A loss of goblet cells (GC) after EDE was described previously, although the level of GCs strongly varied in these studies [13, 19, 20]. In the study presented, the investigation of GC was performed only at the end of the experiment at day 35. Topical Cs was already well known to increase the goblet cell density in murine models of dry eye [5] as well as in in patients [21]. As stated above, early therapy with Cs/F4H5 resulted in a prevention of goblet cell loss in comparison to untreated controls, carrier F4H5, and Restasis®. An effect on goblet cells in the late-treatment regimen was not observed, probably due to a prolonged regeneration phase of goblet cells after initial desiccating stress.

It is known that CD4+ T cells play a primary role in the development and progression of dry-eye disease. Desiccating stress leads to infiltration of activated T cells into ocular surface tissues [1]. Such autoreactive CD4+ cells are sufficient to induce dry-eye phenotype once adoptively transferred in T-cell-deficient but otherwise healthy nude mice [20]. Since lymph nodes serve as a reservoir for lymphoid cells and are essential for the antigen-presenting cell (APC)-driven activation of autoreactive CD4+ T cells [22], draining cervical lymphnodes were investigated in this study. During dry-eye disease, an increase of activated CD69+ and CD154+ T cells has been reported previously [22, 23]. In the study presented, following 3 weeks of therapy only in the Cs/F4H5 group compared to F4H5 and controls, no increase of CD4+ and CD8+ T-cells was observed, which might explain a potential therapeutic effect of Cs on the regional lymphnode in the late phase of experimental dry-eye disease.

Previous studies [20, 24] further demonstrated that the numbers of CD4+CD25+FoxP3+Tregs play a crucial role in the pathology of dry eye. Specifically, Tregs attenuate effector T cell function and in this way dampen dry eye. Experimentally, a depletion of Tregs led to an exacerbation of adoptively transferred dry-eye disease, whereas the reconstitution with Tregs in athymic mice resulted in a protection against transfer of EDE [20, 24]. Furthermore, it has been described that BALB/c mice, containing a larger pool of Tregs, develop milder EDE than other mice strains, for example C57BL/6 mice [25]. For this reason, the number of Tregs was investigated in this study, but no difference was detected in any of the groups and time points investigated.

This study has some limitations due to its experimental character:

  • (i) Desiccating stress was applied for 14 days; this rather long duration might result in metaplasia of the conjunctival and corneal epithelium and consequent impact on the therapeutic effect and readouts, e.g., goblet cell count.

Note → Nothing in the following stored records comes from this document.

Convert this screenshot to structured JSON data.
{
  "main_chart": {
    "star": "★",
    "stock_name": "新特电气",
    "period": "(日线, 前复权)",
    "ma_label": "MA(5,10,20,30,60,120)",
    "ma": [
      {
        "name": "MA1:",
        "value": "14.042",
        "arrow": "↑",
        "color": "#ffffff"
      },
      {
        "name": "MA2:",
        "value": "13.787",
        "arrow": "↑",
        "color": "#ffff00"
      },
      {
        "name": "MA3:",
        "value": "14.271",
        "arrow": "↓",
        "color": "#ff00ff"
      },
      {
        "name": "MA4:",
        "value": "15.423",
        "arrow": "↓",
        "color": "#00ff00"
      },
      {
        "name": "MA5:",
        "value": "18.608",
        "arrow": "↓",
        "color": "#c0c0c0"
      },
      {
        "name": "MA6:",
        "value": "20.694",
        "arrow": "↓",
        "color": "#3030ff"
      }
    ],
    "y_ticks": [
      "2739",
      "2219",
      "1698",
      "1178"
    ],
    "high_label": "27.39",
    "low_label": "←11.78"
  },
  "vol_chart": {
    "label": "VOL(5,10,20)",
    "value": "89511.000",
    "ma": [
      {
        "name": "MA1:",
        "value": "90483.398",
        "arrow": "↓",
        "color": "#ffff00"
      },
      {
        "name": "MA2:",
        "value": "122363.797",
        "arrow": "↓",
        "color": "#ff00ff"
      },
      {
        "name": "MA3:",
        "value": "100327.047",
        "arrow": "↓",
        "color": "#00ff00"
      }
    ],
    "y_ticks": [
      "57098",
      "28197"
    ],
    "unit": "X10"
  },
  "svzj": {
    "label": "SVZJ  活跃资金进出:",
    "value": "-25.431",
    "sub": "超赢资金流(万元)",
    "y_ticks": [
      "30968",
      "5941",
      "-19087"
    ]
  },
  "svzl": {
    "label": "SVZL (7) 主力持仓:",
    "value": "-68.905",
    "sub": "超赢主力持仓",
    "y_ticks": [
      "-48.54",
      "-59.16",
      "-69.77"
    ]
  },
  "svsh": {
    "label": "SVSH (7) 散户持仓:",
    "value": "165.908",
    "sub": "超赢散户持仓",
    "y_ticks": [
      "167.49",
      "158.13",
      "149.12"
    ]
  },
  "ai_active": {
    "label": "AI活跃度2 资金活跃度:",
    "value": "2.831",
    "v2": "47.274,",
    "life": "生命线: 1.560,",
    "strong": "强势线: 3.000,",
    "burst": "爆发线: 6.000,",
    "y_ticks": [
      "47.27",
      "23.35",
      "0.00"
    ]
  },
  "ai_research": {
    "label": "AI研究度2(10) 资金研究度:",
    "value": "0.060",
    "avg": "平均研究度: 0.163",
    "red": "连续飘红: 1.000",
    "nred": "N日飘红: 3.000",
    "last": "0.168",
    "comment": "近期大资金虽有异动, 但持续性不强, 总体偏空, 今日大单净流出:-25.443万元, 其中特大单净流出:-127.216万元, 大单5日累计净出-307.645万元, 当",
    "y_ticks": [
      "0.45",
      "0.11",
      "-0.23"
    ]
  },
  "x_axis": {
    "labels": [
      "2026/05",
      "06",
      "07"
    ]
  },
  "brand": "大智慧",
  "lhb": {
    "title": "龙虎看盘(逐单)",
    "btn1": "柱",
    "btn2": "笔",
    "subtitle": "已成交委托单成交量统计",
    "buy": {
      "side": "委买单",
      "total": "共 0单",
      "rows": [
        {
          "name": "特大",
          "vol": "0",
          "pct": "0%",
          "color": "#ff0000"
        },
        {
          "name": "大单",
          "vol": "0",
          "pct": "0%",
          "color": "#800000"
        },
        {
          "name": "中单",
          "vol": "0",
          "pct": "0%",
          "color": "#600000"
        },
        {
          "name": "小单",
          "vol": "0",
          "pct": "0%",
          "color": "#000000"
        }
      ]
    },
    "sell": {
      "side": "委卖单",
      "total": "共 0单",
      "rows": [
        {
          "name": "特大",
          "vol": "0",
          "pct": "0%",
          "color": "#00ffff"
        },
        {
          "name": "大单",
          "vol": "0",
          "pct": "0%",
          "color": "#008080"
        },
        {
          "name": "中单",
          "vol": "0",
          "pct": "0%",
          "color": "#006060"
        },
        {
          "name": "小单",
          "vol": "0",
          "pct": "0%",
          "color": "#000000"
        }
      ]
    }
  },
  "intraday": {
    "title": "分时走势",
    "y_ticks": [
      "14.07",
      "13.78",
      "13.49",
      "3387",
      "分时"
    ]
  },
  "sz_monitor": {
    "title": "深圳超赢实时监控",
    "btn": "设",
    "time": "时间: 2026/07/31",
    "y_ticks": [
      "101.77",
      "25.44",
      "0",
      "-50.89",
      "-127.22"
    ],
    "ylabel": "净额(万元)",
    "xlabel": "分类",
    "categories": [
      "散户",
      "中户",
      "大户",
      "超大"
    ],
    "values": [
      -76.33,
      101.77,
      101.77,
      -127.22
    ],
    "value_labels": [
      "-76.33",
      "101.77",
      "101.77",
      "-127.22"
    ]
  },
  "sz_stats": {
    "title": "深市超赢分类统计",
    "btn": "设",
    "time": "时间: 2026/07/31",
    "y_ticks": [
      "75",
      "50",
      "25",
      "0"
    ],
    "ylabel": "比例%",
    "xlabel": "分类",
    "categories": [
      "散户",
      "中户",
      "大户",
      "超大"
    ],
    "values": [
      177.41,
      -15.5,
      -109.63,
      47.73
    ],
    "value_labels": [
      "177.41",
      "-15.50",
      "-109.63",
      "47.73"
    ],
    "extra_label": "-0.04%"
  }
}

  • (ii) In contrast to earlier publications commercial Cs did not show a strong therapeutic effect, which might be due to differences in the experimental setup of desiccating stress [20, 2630].

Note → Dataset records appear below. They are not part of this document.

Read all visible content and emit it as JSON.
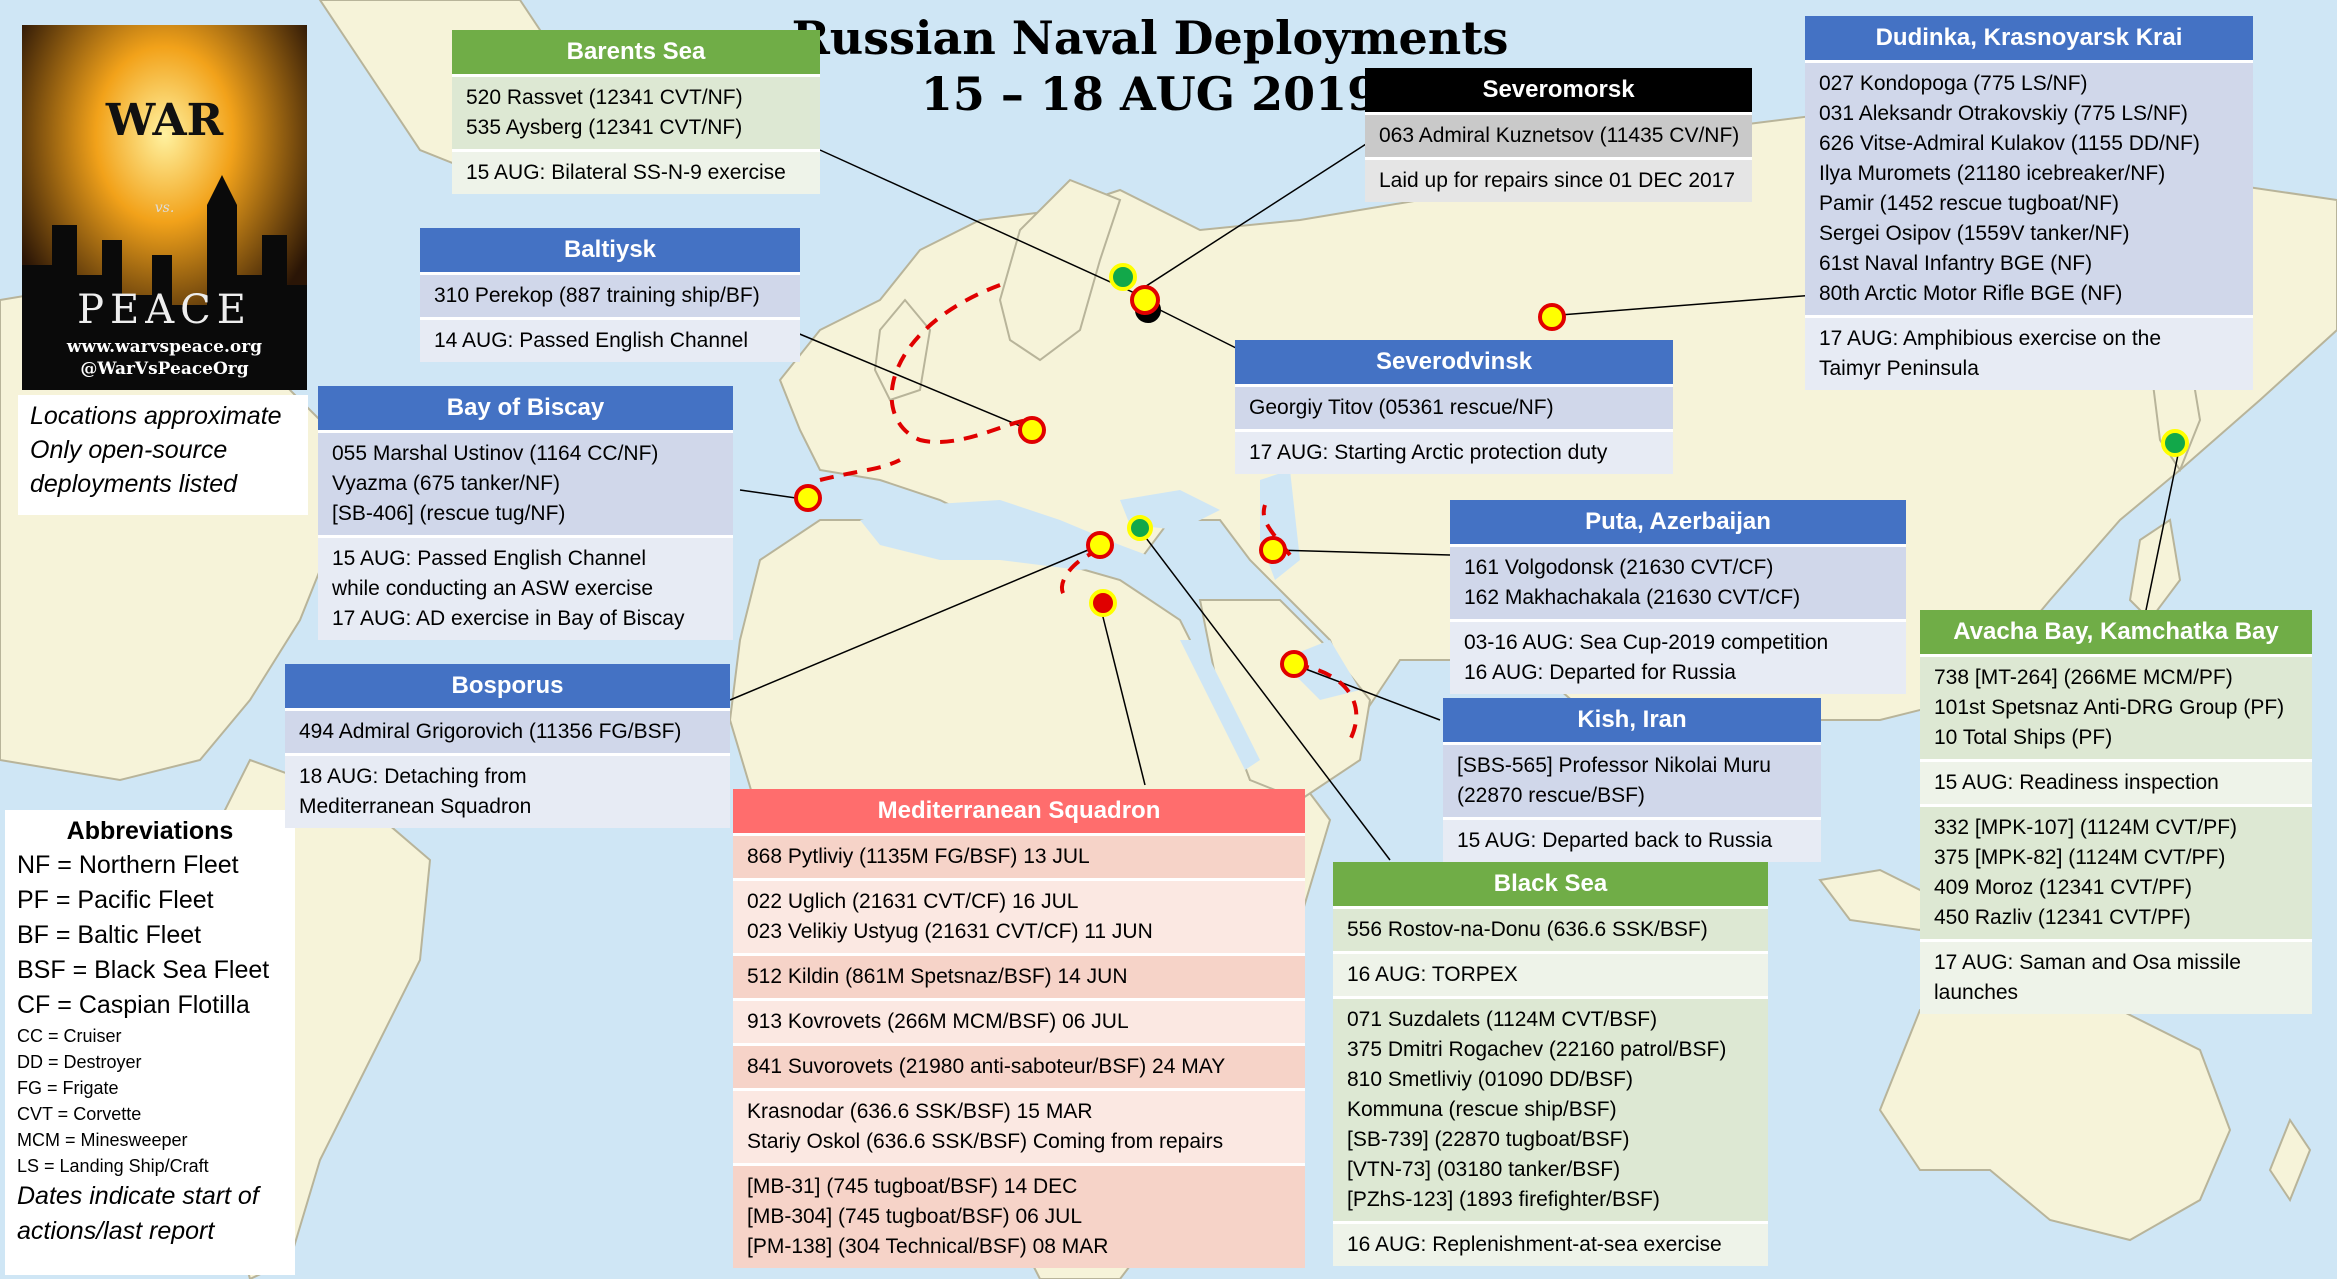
{
  "title": {
    "line1": "Russian Naval Deployments",
    "line2": "15 – 18 AUG 2019"
  },
  "poster": {
    "word1": "WAR",
    "vs": "vs.",
    "word2": "PEACE",
    "url": "www.warvspeace.org",
    "handle": "@WarVsPeaceOrg"
  },
  "note": {
    "line1": "Locations approximate",
    "line2": "Only open-source",
    "line3": "deployments listed"
  },
  "abbreviations": {
    "heading": "Abbreviations",
    "fleets": [
      "NF = Northern Fleet",
      "PF = Pacific Fleet",
      "BF = Baltic Fleet",
      "BSF = Black Sea Fleet",
      "CF = Caspian Flotilla"
    ],
    "types": [
      "CC = Cruiser",
      "DD = Destroyer",
      "FG = Frigate",
      "CVT = Corvette",
      "MCM = Minesweeper",
      "LS = Landing Ship/Craft"
    ],
    "footer1": "Dates indicate start of",
    "footer2": "actions/last report"
  },
  "boxes": {
    "barents": {
      "header": "Barents Sea",
      "rows": [
        [
          "520 Rassvet (12341 CVT/NF)",
          "535 Aysberg (12341 CVT/NF)"
        ],
        [
          "15 AUG: Bilateral SS-N-9 exercise"
        ]
      ]
    },
    "severomorsk": {
      "header": "Severomorsk",
      "rows": [
        [
          "063 Admiral Kuznetsov (11435 CV/NF)"
        ],
        [
          "Laid up for repairs since 01 DEC 2017"
        ]
      ]
    },
    "dudinka": {
      "header": "Dudinka, Krasnoyarsk Krai",
      "rows": [
        [
          "027 Kondopoga (775 LS/NF)",
          "031 Aleksandr Otrakovskiy (775 LS/NF)",
          "626 Vitse-Admiral Kulakov (1155 DD/NF)",
          "Ilya Muromets (21180 icebreaker/NF)",
          "Pamir (1452 rescue tugboat/NF)",
          "Sergei Osipov (1559V tanker/NF)",
          "61st Naval Infantry BGE (NF)",
          "80th Arctic Motor Rifle BGE (NF)"
        ],
        [
          "17 AUG: Amphibious exercise on the",
          "Taimyr Peninsula"
        ]
      ]
    },
    "baltiysk": {
      "header": "Baltiysk",
      "rows": [
        [
          "310 Perekop (887 training ship/BF)"
        ],
        [
          "14 AUG: Passed English Channel"
        ]
      ]
    },
    "severodvinsk": {
      "header": "Severodvinsk",
      "rows": [
        [
          "Georgiy Titov (05361 rescue/NF)"
        ],
        [
          "17 AUG: Starting Arctic protection duty"
        ]
      ]
    },
    "biscay": {
      "header": "Bay of Biscay",
      "rows": [
        [
          "055 Marshal Ustinov (1164 CC/NF)",
          "Vyazma (675 tanker/NF)",
          "[SB-406] (rescue tug/NF)"
        ],
        [
          "15 AUG: Passed English Channel",
          "while conducting an ASW exercise",
          "17 AUG: AD exercise in Bay of Biscay"
        ]
      ]
    },
    "puta": {
      "header": "Puta, Azerbaijan",
      "rows": [
        [
          "161 Volgodonsk (21630 CVT/CF)",
          "162 Makhachakala (21630 CVT/CF)"
        ],
        [
          "03-16 AUG: Sea Cup-2019 competition",
          "16 AUG: Departed for Russia"
        ]
      ]
    },
    "bosporus": {
      "header": "Bosporus",
      "rows": [
        [
          "494 Admiral Grigorovich (11356 FG/BSF)"
        ],
        [
          "18 AUG: Detaching from",
          "Mediterranean Squadron"
        ]
      ]
    },
    "kish": {
      "header": "Kish, Iran",
      "rows": [
        [
          "[SBS-565] Professor Nikolai Muru",
          "(22870 rescue/BSF)"
        ],
        [
          "15 AUG: Departed back to Russia"
        ]
      ]
    },
    "avacha": {
      "header": "Avacha Bay, Kamchatka Bay",
      "rows": [
        [
          "738 [MT-264] (266ME MCM/PF)",
          "101st Spetsnaz Anti-DRG Group (PF)",
          "10 Total Ships (PF)"
        ],
        [
          "15 AUG: Readiness inspection"
        ],
        [
          "332 [MPK-107] (1124M CVT/PF)",
          "375 [MPK-82] (1124M CVT/PF)",
          "409 Moroz (12341 CVT/PF)",
          "450 Razliv (12341 CVT/PF)"
        ],
        [
          "17 AUG: Saman and Osa missile",
          "launches"
        ]
      ]
    },
    "med": {
      "header": "Mediterranean Squadron",
      "rows": [
        [
          "868 Pytliviy (1135M FG/BSF) 13 JUL"
        ],
        [
          "022 Uglich (21631 CVT/CF) 16 JUL",
          "023 Velikiy Ustyug (21631 CVT/CF) 11 JUN"
        ],
        [
          "512 Kildin (861M Spetsnaz/BSF) 14 JUN"
        ],
        [
          "913 Kovrovets (266M MCM/BSF) 06 JUL"
        ],
        [
          "841 Suvorovets (21980 anti-saboteur/BSF) 24 MAY"
        ],
        [
          "Krasnodar (636.6 SSK/BSF) 15 MAR",
          "Stariy Oskol (636.6 SSK/BSF) Coming from repairs"
        ],
        [
          "[MB-31] (745 tugboat/BSF) 14 DEC",
          "[MB-304] (745 tugboat/BSF) 06 JUL",
          "[PM-138] (304 Technical/BSF) 08 MAR"
        ]
      ]
    },
    "blacksea": {
      "header": "Black Sea",
      "rows": [
        [
          "556 Rostov-na-Donu (636.6 SSK/BSF)"
        ],
        [
          "16 AUG: TORPEX"
        ],
        [
          "071 Suzdalets (1124M CVT/BSF)",
          "375 Dmitri Rogachev (22160 patrol/BSF)",
          "810 Smetliviy (01090 DD/BSF)",
          "Kommuna (rescue ship/BSF)",
          "[SB-739] (22870 tugboat/BSF)",
          "[VTN-73] (03180 tanker/BSF)",
          "[PZhS-123] (1893 firefighter/BSF)"
        ],
        [
          "16 AUG: Replenishment-at-sea exercise"
        ]
      ]
    }
  },
  "colors": {
    "sea": "#cfe6f5",
    "land": "#f6f3d9",
    "headerBlue": "#4472c4",
    "headerGreen": "#70ad47",
    "headerRed": "#ff6d6d",
    "markerYellow": "#ffff00",
    "markerRed": "#e00000",
    "markerGreen": "#12a84a",
    "route": "#e00000"
  }
}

  • iii. The very recently approved Cs product (Ikervis®) could not be used a control drug, therefore no conclusions can be drawn with this respect.

Therefore, future experiments will also include a shorter desiccating stress period (e.g., 7–9 days) and further controls such as the recently approved Cs product. As all experiments were performed at least twice with sufficient numbers of animals and repeatedly stable clinical phenotypes the setup established is thought to be applicable for further investigations. In addition, pharmacokinetics of F4H5 alone and of the combined product Cs/F4H5 are currently tested in ex-vivo and in-vivo models. These subsequent studies will be supplemented by a phase II clinical trial currently being performed in patients with DED, which tested efficacy and safety profiles of 0.05 and 0.1% Cs/F4H5 in comparison to Restasis® (NCT02617667).

In summary, this experimental study clearly demonstrated a significantly faster and equally effective topical treatment of experimental dry eye using Cs/F4H5 compared to Restasis®. Due to the limitations stated, further experiments will include comparison with other newly available Cs products using a modified protocol of EDE.